Los nazarenos tienen dificultad en aceptar un Cristo que es uno de ellos, que tiene un oficio y cuya madre y parientes conocen. Un Cristo, en suma, sumergido en lo terriblemente cotidiano, carpintero e hijo de carpintero y que, al mismo tiempo es el Hijo de Dios. Aquél pecado se repite cada vez que rechazamos a Cristo escondido en las humildes realidades del vivir de cada día: el Cristo que se hace presente en el hermano necesitado o de quien tiene una necesidad urgente que exige mi sacrificio y mi dedicación.

 

Entre los pucheros. Hay personas, con tono de añoranza, que afirman que habrían sido muy afortunadas si hubieran podido conocer personalmente a Jesús. Y añaden que su fe sería mucho más fuerte y firme, más contagiosa y misionera, si hubiera sido alimentada por la experiencia incluso física y sensible de haber visto y oído al Señor. Es fácil adivinar lo gratificante que sería para todo cristiano el poder escuchar a Jesús y caminar a su lado y tras Él, como lo hicieron sus inmediatos discípulos, compartiendo sus andanzas, sus signos y milagros. Sería muy gratificante, sí, pero esto no da la fe.

 

El Evangelio de este domingo nos habla precisamente de cómo Jesús no fue aceptado ni creído por los suyos, por sus paisanos. Allá en la sinagoga de su pueblo, al llegar el sábado la multitud se aprestó a escucharle. Pero se preguntaba con asombro: ¿de dónde saca todo eso que nos dice? ¿No es el carpintero, el hijo de la señora María…? Y no le creyeron. Dice el Evangelio que no pudo hacer milagros por la falta de fe de aquellos oyentes y videntes. Dirá entonces Jesús una frase célebre, que ha pasado al decir popular: “nadie es profeta en su tierra, ni en su casa, ni entre su gente”.

 

Lo que hay de fondo en esta cuestión, es la cotidianeidad, la sencillez de cada día en la que Dios se ha querido manifestar y revelar. Acaso si el Mesías se hubiera presentado de un modo estrafalario, estrambótico, con gran parafernalia, a bombo y platillo, con alharaca y ‘tronío’…, entonces habrían aceptado su palabra. De hecho, así esperaban algunos grupos al Mesías.

 

La respuesta de Dios entonces y siempre, suele tener ese tono sencillo y cotidiano. Él puede responder en un momento dado a través de lo extraordinario y excepcional, pero suele responder, más bien, en las personas y avatares de cada día.

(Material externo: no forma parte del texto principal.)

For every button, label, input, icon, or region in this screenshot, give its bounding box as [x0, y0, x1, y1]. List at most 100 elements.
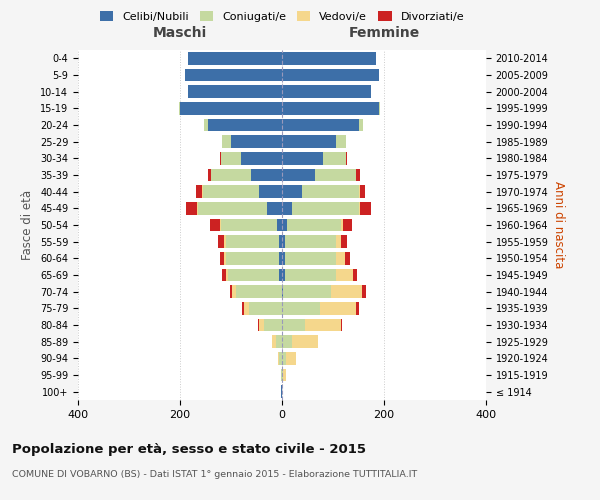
Bar: [282, 202, 292, 214]
Bar: [282, 302, 320, 314]
Text: Popolazione per età, sesso e stato civile - 2015: Popolazione per età, sesso e stato civil…: [12, 442, 366, 456]
Bar: [284, 269, 335, 281]
Bar: [222, 269, 226, 281]
Bar: [283, 369, 286, 381]
Bar: [224, 252, 226, 264]
Bar: [220, 252, 224, 264]
Bar: [323, 152, 346, 164]
Legend: Celibi/Nubili, Coniugati/e, Vedovi/e, Divorziati/e: Celibi/Nubili, Coniugati/e, Vedovi/e, Di…: [95, 6, 469, 26]
Bar: [282, 369, 283, 381]
Bar: [208, 169, 211, 181]
Bar: [282, 86, 371, 98]
Y-axis label: Anni di nascita: Anni di nascita: [552, 182, 565, 268]
Bar: [282, 252, 284, 264]
Bar: [305, 319, 341, 331]
Bar: [359, 186, 365, 198]
Bar: [282, 269, 284, 281]
Bar: [280, 352, 282, 364]
Bar: [282, 286, 283, 298]
Bar: [185, 202, 197, 214]
Bar: [353, 269, 358, 281]
Bar: [185, 69, 282, 82]
Bar: [362, 286, 366, 298]
Bar: [379, 102, 380, 115]
Bar: [249, 302, 282, 314]
Bar: [251, 169, 282, 181]
Bar: [258, 319, 259, 331]
Bar: [259, 186, 282, 198]
Bar: [197, 202, 198, 214]
Bar: [345, 252, 350, 264]
Bar: [230, 286, 232, 298]
Bar: [220, 219, 221, 231]
Bar: [226, 252, 280, 264]
Bar: [335, 236, 341, 248]
Bar: [315, 169, 356, 181]
Bar: [231, 136, 282, 148]
Bar: [282, 136, 335, 148]
Bar: [282, 102, 379, 115]
Bar: [221, 152, 241, 164]
Bar: [280, 269, 282, 281]
Bar: [267, 202, 282, 214]
Bar: [292, 202, 359, 214]
Bar: [222, 136, 231, 148]
Bar: [241, 152, 282, 164]
Bar: [292, 336, 318, 348]
Bar: [242, 302, 244, 314]
Bar: [282, 152, 323, 164]
Bar: [335, 252, 345, 264]
Bar: [335, 136, 346, 148]
Bar: [244, 302, 249, 314]
Bar: [198, 202, 267, 214]
Bar: [284, 236, 335, 248]
Bar: [276, 336, 282, 348]
Bar: [278, 352, 280, 364]
Bar: [209, 219, 220, 231]
Bar: [287, 219, 341, 231]
Bar: [179, 102, 180, 115]
Bar: [282, 219, 287, 231]
Bar: [356, 302, 359, 314]
Bar: [282, 319, 305, 331]
Bar: [335, 269, 353, 281]
Text: Femmine: Femmine: [349, 26, 419, 40]
Bar: [264, 319, 282, 331]
Bar: [282, 186, 302, 198]
Text: Maschi: Maschi: [153, 26, 207, 40]
Bar: [218, 236, 224, 248]
Bar: [229, 269, 280, 281]
Bar: [282, 52, 376, 64]
Bar: [302, 186, 359, 198]
Bar: [272, 336, 276, 348]
Bar: [203, 186, 259, 198]
Bar: [188, 86, 282, 98]
Bar: [204, 119, 208, 132]
Bar: [282, 69, 379, 82]
Bar: [341, 219, 343, 231]
Bar: [196, 186, 202, 198]
Bar: [220, 152, 221, 164]
Y-axis label: Fasce di età: Fasce di età: [22, 190, 34, 260]
Bar: [341, 236, 347, 248]
Bar: [343, 219, 352, 231]
Bar: [202, 186, 203, 198]
Bar: [356, 169, 360, 181]
Bar: [277, 219, 282, 231]
Bar: [331, 286, 362, 298]
Bar: [359, 119, 362, 132]
Bar: [282, 169, 315, 181]
Bar: [281, 369, 282, 381]
Bar: [284, 252, 335, 264]
Bar: [236, 286, 282, 298]
Bar: [283, 286, 331, 298]
Bar: [208, 119, 282, 132]
Bar: [360, 202, 371, 214]
Bar: [282, 352, 286, 364]
Bar: [224, 236, 226, 248]
Bar: [188, 52, 282, 64]
Bar: [286, 352, 296, 364]
Bar: [282, 336, 292, 348]
Bar: [232, 286, 236, 298]
Bar: [320, 302, 356, 314]
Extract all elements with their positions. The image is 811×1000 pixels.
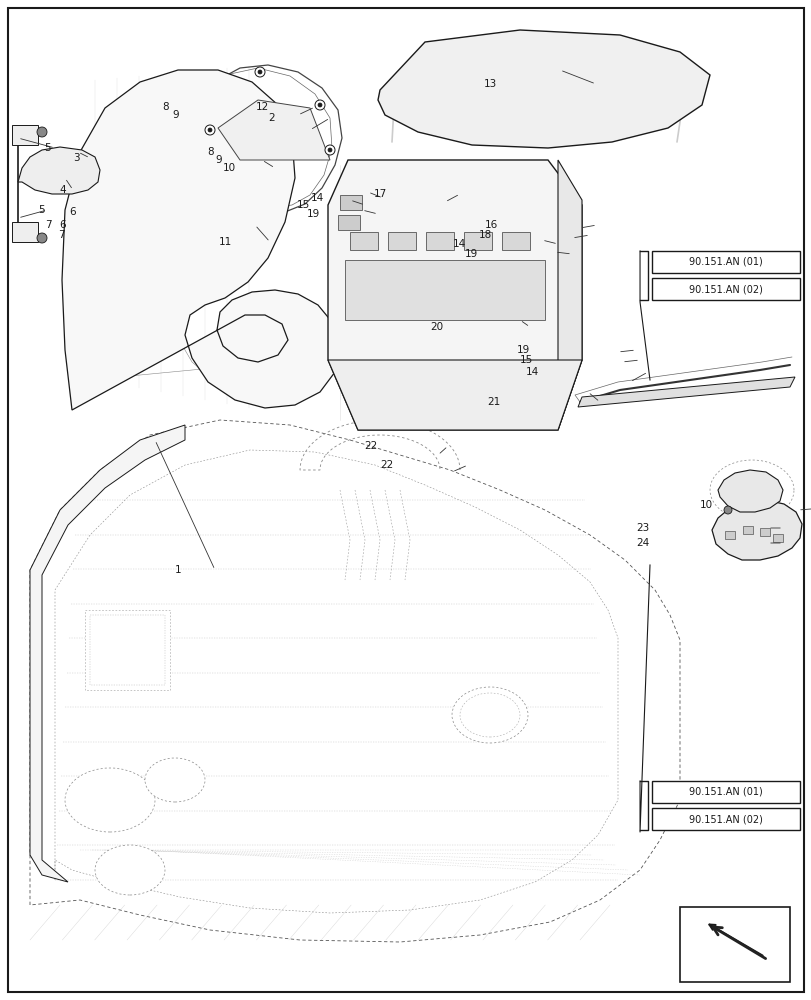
Text: 15: 15 [519, 355, 532, 365]
Text: 21: 21 [487, 397, 500, 407]
Polygon shape [388, 232, 415, 250]
Text: 14: 14 [453, 239, 466, 249]
Ellipse shape [328, 148, 332, 152]
Text: 4: 4 [59, 185, 66, 195]
Ellipse shape [37, 233, 47, 243]
Ellipse shape [324, 145, 335, 155]
Ellipse shape [255, 67, 264, 77]
Polygon shape [340, 195, 362, 210]
Text: 17: 17 [373, 189, 386, 199]
Text: 8: 8 [162, 102, 169, 112]
Ellipse shape [460, 693, 519, 737]
Ellipse shape [723, 506, 731, 514]
Text: 23: 23 [635, 523, 648, 533]
Text: 3: 3 [73, 153, 79, 163]
Polygon shape [577, 377, 794, 407]
Polygon shape [55, 450, 617, 913]
Text: 90.151.AN (02): 90.151.AN (02) [689, 284, 762, 294]
FancyBboxPatch shape [651, 278, 799, 300]
Text: 1: 1 [174, 565, 181, 575]
Text: 14: 14 [311, 193, 324, 203]
Polygon shape [12, 222, 38, 242]
Ellipse shape [208, 128, 212, 132]
Text: 9: 9 [215, 155, 221, 165]
Polygon shape [501, 232, 530, 250]
Ellipse shape [258, 70, 262, 74]
Polygon shape [772, 534, 782, 542]
Text: 5: 5 [45, 143, 51, 153]
Text: 22: 22 [363, 441, 376, 451]
Text: 12: 12 [255, 102, 268, 112]
Text: 19: 19 [516, 345, 529, 355]
Polygon shape [724, 531, 734, 539]
Polygon shape [328, 360, 581, 430]
Text: 10: 10 [223, 163, 236, 173]
Polygon shape [350, 232, 378, 250]
Text: 11: 11 [219, 237, 232, 247]
Polygon shape [18, 147, 100, 194]
Text: 9: 9 [172, 110, 178, 120]
Ellipse shape [65, 768, 155, 832]
Ellipse shape [95, 845, 165, 895]
Polygon shape [711, 500, 801, 560]
Text: 2: 2 [268, 113, 274, 123]
Polygon shape [759, 528, 769, 536]
Polygon shape [345, 260, 544, 320]
Text: 13: 13 [483, 79, 496, 89]
Polygon shape [30, 425, 185, 882]
Text: 18: 18 [478, 230, 491, 240]
Text: 7: 7 [58, 230, 65, 240]
Polygon shape [337, 215, 359, 230]
Ellipse shape [37, 127, 47, 137]
FancyBboxPatch shape [651, 251, 799, 273]
Text: 90.151.AN (01): 90.151.AN (01) [689, 257, 762, 267]
Polygon shape [90, 615, 165, 685]
Bar [679, 907, 789, 982]
Polygon shape [557, 160, 581, 430]
Text: 19: 19 [464, 249, 477, 259]
Polygon shape [217, 100, 329, 160]
Text: 7: 7 [45, 220, 51, 230]
Text: 90.151.AN (02): 90.151.AN (02) [689, 814, 762, 824]
Polygon shape [12, 125, 38, 145]
Text: 24: 24 [635, 538, 648, 548]
Text: 22: 22 [380, 460, 393, 470]
Polygon shape [742, 526, 752, 534]
Ellipse shape [204, 125, 215, 135]
Polygon shape [717, 470, 782, 512]
Text: 5: 5 [38, 205, 45, 215]
Polygon shape [426, 232, 453, 250]
Text: 6: 6 [59, 220, 66, 230]
Ellipse shape [318, 103, 322, 107]
Ellipse shape [145, 758, 204, 802]
Text: 6: 6 [69, 207, 75, 217]
Polygon shape [85, 610, 169, 690]
Text: 20: 20 [430, 322, 443, 332]
Text: 15: 15 [296, 200, 309, 210]
FancyBboxPatch shape [651, 808, 799, 830]
Text: 14: 14 [526, 367, 539, 377]
Text: 19: 19 [307, 209, 320, 219]
Polygon shape [463, 232, 491, 250]
Text: 90.151.AN (01): 90.151.AN (01) [689, 787, 762, 797]
Text: 8: 8 [207, 147, 213, 157]
Text: 16: 16 [484, 220, 497, 230]
Ellipse shape [315, 100, 324, 110]
Ellipse shape [452, 687, 527, 743]
Polygon shape [62, 70, 337, 410]
Polygon shape [328, 160, 581, 430]
Text: 10: 10 [699, 500, 712, 510]
FancyBboxPatch shape [651, 781, 799, 803]
Polygon shape [378, 30, 709, 148]
Polygon shape [30, 420, 679, 942]
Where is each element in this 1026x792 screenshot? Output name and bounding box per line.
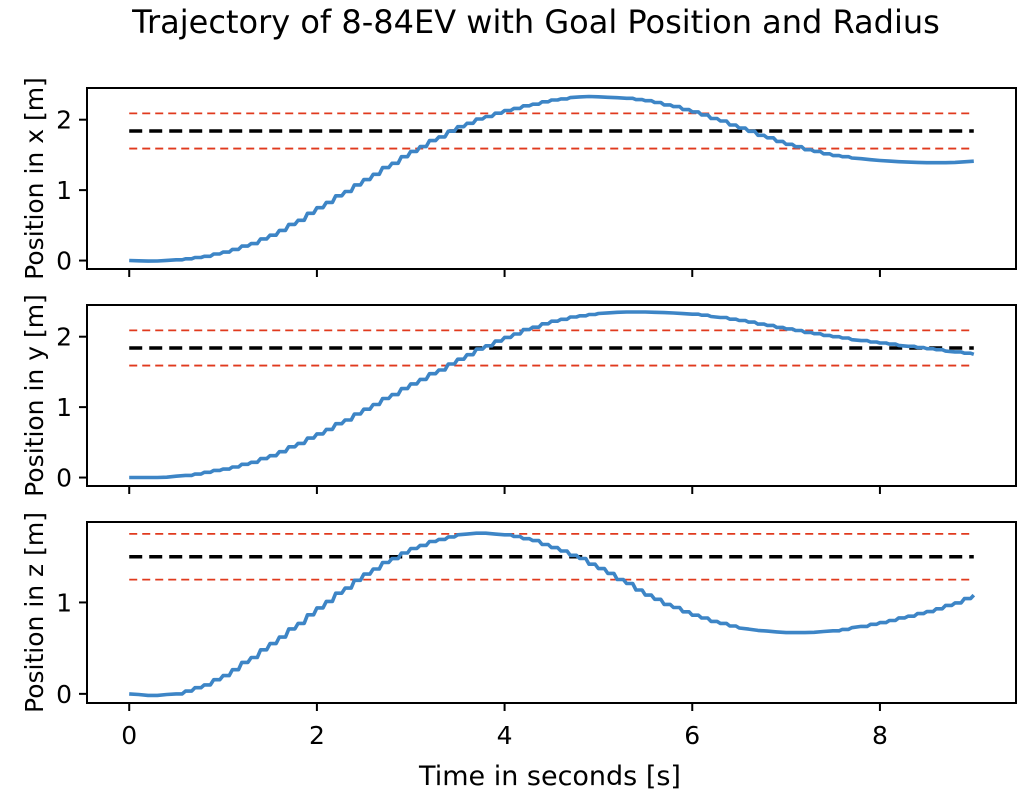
x-axis-label: Time in seconds [s] (418, 761, 681, 792)
trajectory-line (129, 531, 976, 698)
chart-title: Trajectory of 8-84EV with Goal Position … (131, 3, 940, 41)
plot-frame (86, 87, 1017, 270)
y-tick-label: 1 (56, 176, 72, 205)
y-tick-label: 0 (56, 247, 72, 276)
trajectory-line (129, 310, 975, 480)
x-tick-label: 4 (497, 721, 513, 750)
x-tick-label: 2 (309, 721, 325, 750)
x-tick-label: 0 (121, 721, 137, 750)
y-tick-label: 0 (56, 680, 72, 709)
y-tick-label: 1 (56, 393, 72, 422)
y-axis-label: Position in x [m] (20, 77, 49, 280)
panel-3: 0 1 0 2 4 6 8 Position in z [m] (20, 512, 1017, 750)
y-tick-label: 0 (56, 464, 72, 493)
x-tick-label: 8 (872, 721, 888, 750)
x-tick-label: 6 (684, 721, 700, 750)
y-tick-label: 1 (56, 588, 72, 617)
plot-frame (86, 304, 1017, 487)
y-tick-label: 2 (56, 323, 72, 352)
y-axis-label: Position in z [m] (20, 512, 49, 713)
trajectory-line (129, 94, 974, 263)
y-axis-label: Position in y [m] (20, 294, 49, 497)
plot-frame (86, 521, 1017, 704)
y-tick-label: 2 (56, 106, 72, 135)
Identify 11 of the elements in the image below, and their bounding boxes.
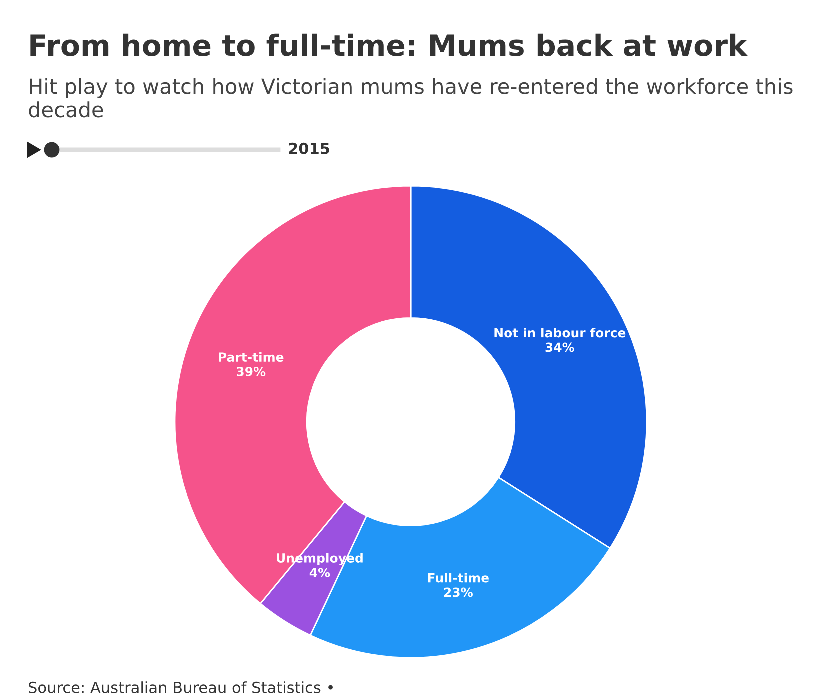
text: 2015 xyxy=(289,142,330,154)
slice-label: Not in labour force xyxy=(494,328,626,338)
data-label: 4% xyxy=(310,568,330,578)
chart-title: From home to full-time: Mums back at work xyxy=(30,34,748,56)
data-label: 23% xyxy=(444,588,473,598)
slice-label: Part-time xyxy=(219,352,284,362)
slice-label: Full-time xyxy=(428,573,489,583)
chart-subtitle: Hit play to watch how Victorian mums have re-entered the workforce this decade xyxy=(29,78,793,118)
source-note: Source: Australian Bureau of Statistics • xyxy=(29,682,333,694)
data-label: 39% xyxy=(237,367,266,376)
data-label: 34% xyxy=(546,342,574,352)
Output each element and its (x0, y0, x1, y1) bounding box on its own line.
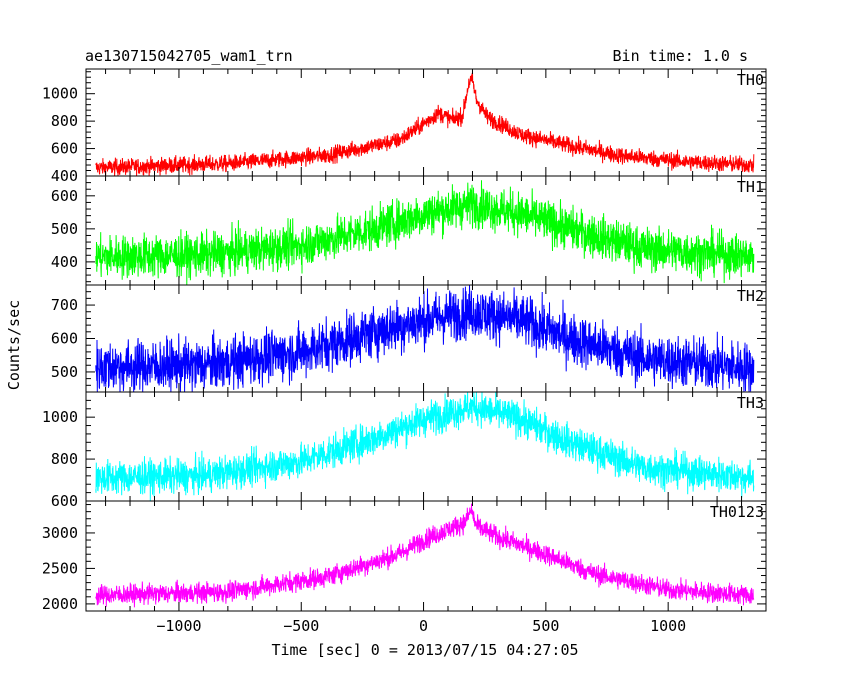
series-th0 (95, 71, 755, 177)
x-axis-label: Time [sec] 0 = 2013/07/15 04:27:05 (271, 641, 578, 659)
channel-label: TH0123 (710, 503, 764, 521)
y-tick-label: 500 (51, 220, 78, 238)
y-tick-label: 1000 (42, 85, 78, 103)
y-tick-label: 400 (51, 167, 78, 185)
y-tick-label: 2500 (42, 559, 78, 577)
channel-label: TH2 (737, 287, 764, 305)
panel-th3: 600 800 1000 TH3 (42, 391, 767, 510)
chart-title: ae130715042705_wam1_trn (85, 47, 293, 65)
channel-label: TH0 (737, 71, 764, 89)
y-tick-label: 800 (51, 112, 78, 130)
y-tick-label: 3000 (42, 524, 78, 542)
y-tick-label: 700 (51, 296, 78, 314)
y-tick-label: 600 (51, 492, 78, 510)
y-tick-label: 400 (51, 253, 78, 271)
panels: 400 600 800 1000 TH0 400 500 600 TH1 500 600 700 TH2… (42, 68, 767, 635)
y-tick-label: 600 (51, 140, 78, 158)
panel-th2: 500 600 700 TH2 (51, 284, 767, 393)
y-tick-label: 2000 (42, 595, 78, 613)
bin-time-label: Bin time: 1.0 s (613, 47, 748, 65)
x-tick-label: 1000 (650, 617, 686, 635)
channel-label: TH1 (737, 178, 764, 196)
panel-th0: 400 600 800 1000 TH0 (42, 68, 767, 185)
y-tick-label: 600 (51, 187, 78, 205)
y-tick-label: 600 (51, 330, 78, 348)
series-th2 (95, 285, 755, 393)
y-tick-label: 500 (51, 363, 78, 381)
x-tick-label: −500 (283, 617, 319, 635)
y-tick-label: 1000 (42, 408, 78, 426)
series-th3 (95, 391, 755, 502)
channel-label: TH3 (737, 394, 764, 412)
panel-frame (85, 500, 767, 612)
panel-th1: 400 500 600 TH1 (51, 175, 767, 286)
x-tick-label: −1000 (156, 617, 201, 635)
series-th0123 (95, 503, 755, 608)
panel-frame (85, 175, 767, 286)
series-th1 (95, 180, 755, 286)
x-tick-label: 500 (532, 617, 559, 635)
x-tick-label: 0 (419, 617, 428, 635)
panel-th0123: 2000 2500 3000 TH0123 (42, 500, 767, 613)
y-axis-label: Counts/sec (5, 300, 23, 390)
y-tick-label: 800 (51, 450, 78, 468)
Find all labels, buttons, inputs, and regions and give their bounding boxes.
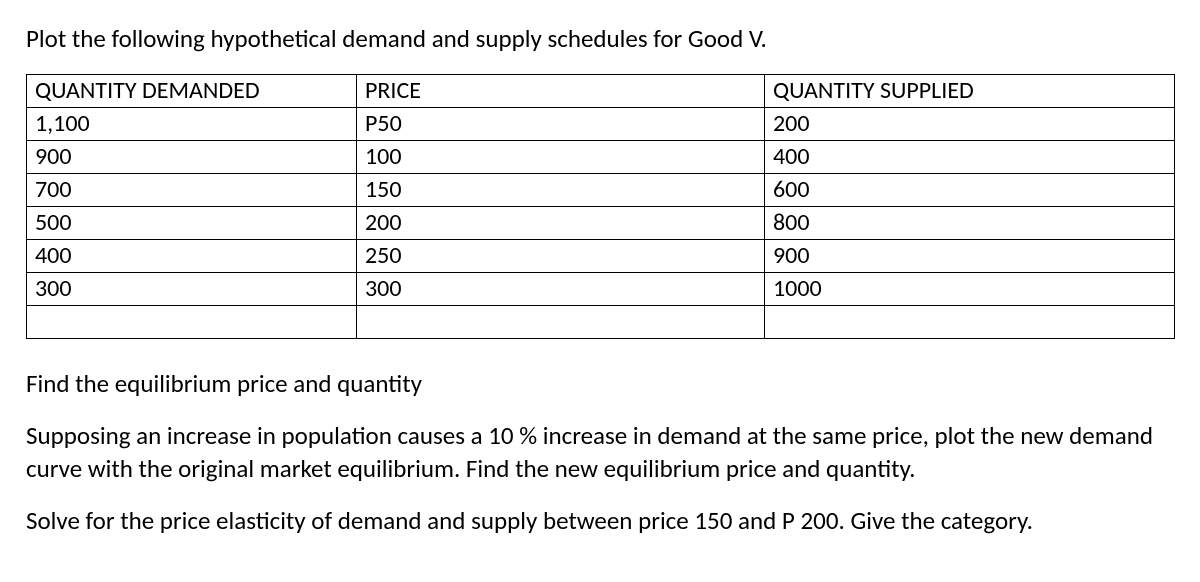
header-cell: PRICE bbox=[357, 74, 765, 107]
cell: 400 bbox=[765, 140, 1175, 173]
cell: 700 bbox=[27, 173, 357, 206]
table-row bbox=[27, 305, 1175, 338]
cell: 900 bbox=[27, 140, 357, 173]
cell: 1,100 bbox=[27, 107, 357, 140]
cell bbox=[765, 305, 1175, 338]
cell: 250 bbox=[357, 239, 765, 272]
intro-text: Plot the following hypothetical demand a… bbox=[26, 22, 1174, 56]
cell: 100 bbox=[357, 140, 765, 173]
cell: 1000 bbox=[765, 272, 1175, 305]
table-row: 1,100 P50 200 bbox=[27, 107, 1175, 140]
cell bbox=[27, 305, 357, 338]
question-1: Find the equilibrium price and quantity bbox=[26, 367, 1174, 401]
cell: 800 bbox=[765, 206, 1175, 239]
header-cell: QUANTITY SUPPLIED bbox=[765, 74, 1175, 107]
table-row: QUANTITY DEMANDED PRICE QUANTITY SUPPLIE… bbox=[27, 74, 1175, 107]
schedule-table: QUANTITY DEMANDED PRICE QUANTITY SUPPLIE… bbox=[26, 74, 1175, 339]
header-cell: QUANTITY DEMANDED bbox=[27, 74, 357, 107]
cell: 600 bbox=[765, 173, 1175, 206]
cell: 150 bbox=[357, 173, 765, 206]
table-row: 400 250 900 bbox=[27, 239, 1175, 272]
cell: 900 bbox=[765, 239, 1175, 272]
cell: 500 bbox=[27, 206, 357, 239]
question-3: Solve for the price elasticity of demand… bbox=[26, 504, 1174, 538]
cell: 200 bbox=[357, 206, 765, 239]
table-row: 700 150 600 bbox=[27, 173, 1175, 206]
cell bbox=[357, 305, 765, 338]
cell: 300 bbox=[357, 272, 765, 305]
cell: 400 bbox=[27, 239, 357, 272]
cell: 200 bbox=[765, 107, 1175, 140]
table-row: 900 100 400 bbox=[27, 140, 1175, 173]
table-row: 300 300 1000 bbox=[27, 272, 1175, 305]
table-row: 500 200 800 bbox=[27, 206, 1175, 239]
question-2: Supposing an increase in population caus… bbox=[26, 419, 1174, 487]
cell: 300 bbox=[27, 272, 357, 305]
cell: P50 bbox=[357, 107, 765, 140]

Quienes le esperaban en la prepotencia y notoriedad política, religiosa, terrorista (que para todo había), fueron incapaces de reconocer el Rostro de Dios y su Palabra en hombre Jesús. Santa Teresa lo dirá con su acostumbrado gracejo diciendo que “Dios está entre los pucheros”. Y eso es lo que nos dice el Evangelio de este domingo: descubrirle en los entresijos de nuestros días laborables y festivos, en el estrés y cansancio de cada día, en los momentos sublimes o vulgares, en lo esperado o en lo sorpresivo. Jesús está mucho más cerca de lo que pensamos, porque también Él es “paisano” nuestro, y camina en nuestras calles, y nos habla en nuestros lenguajes. Pero también hoy, como siempre, sólo los de corazón sencillo y mirada limpia, son capaces de reconocer a quien nunca se marchó de nuestro lado.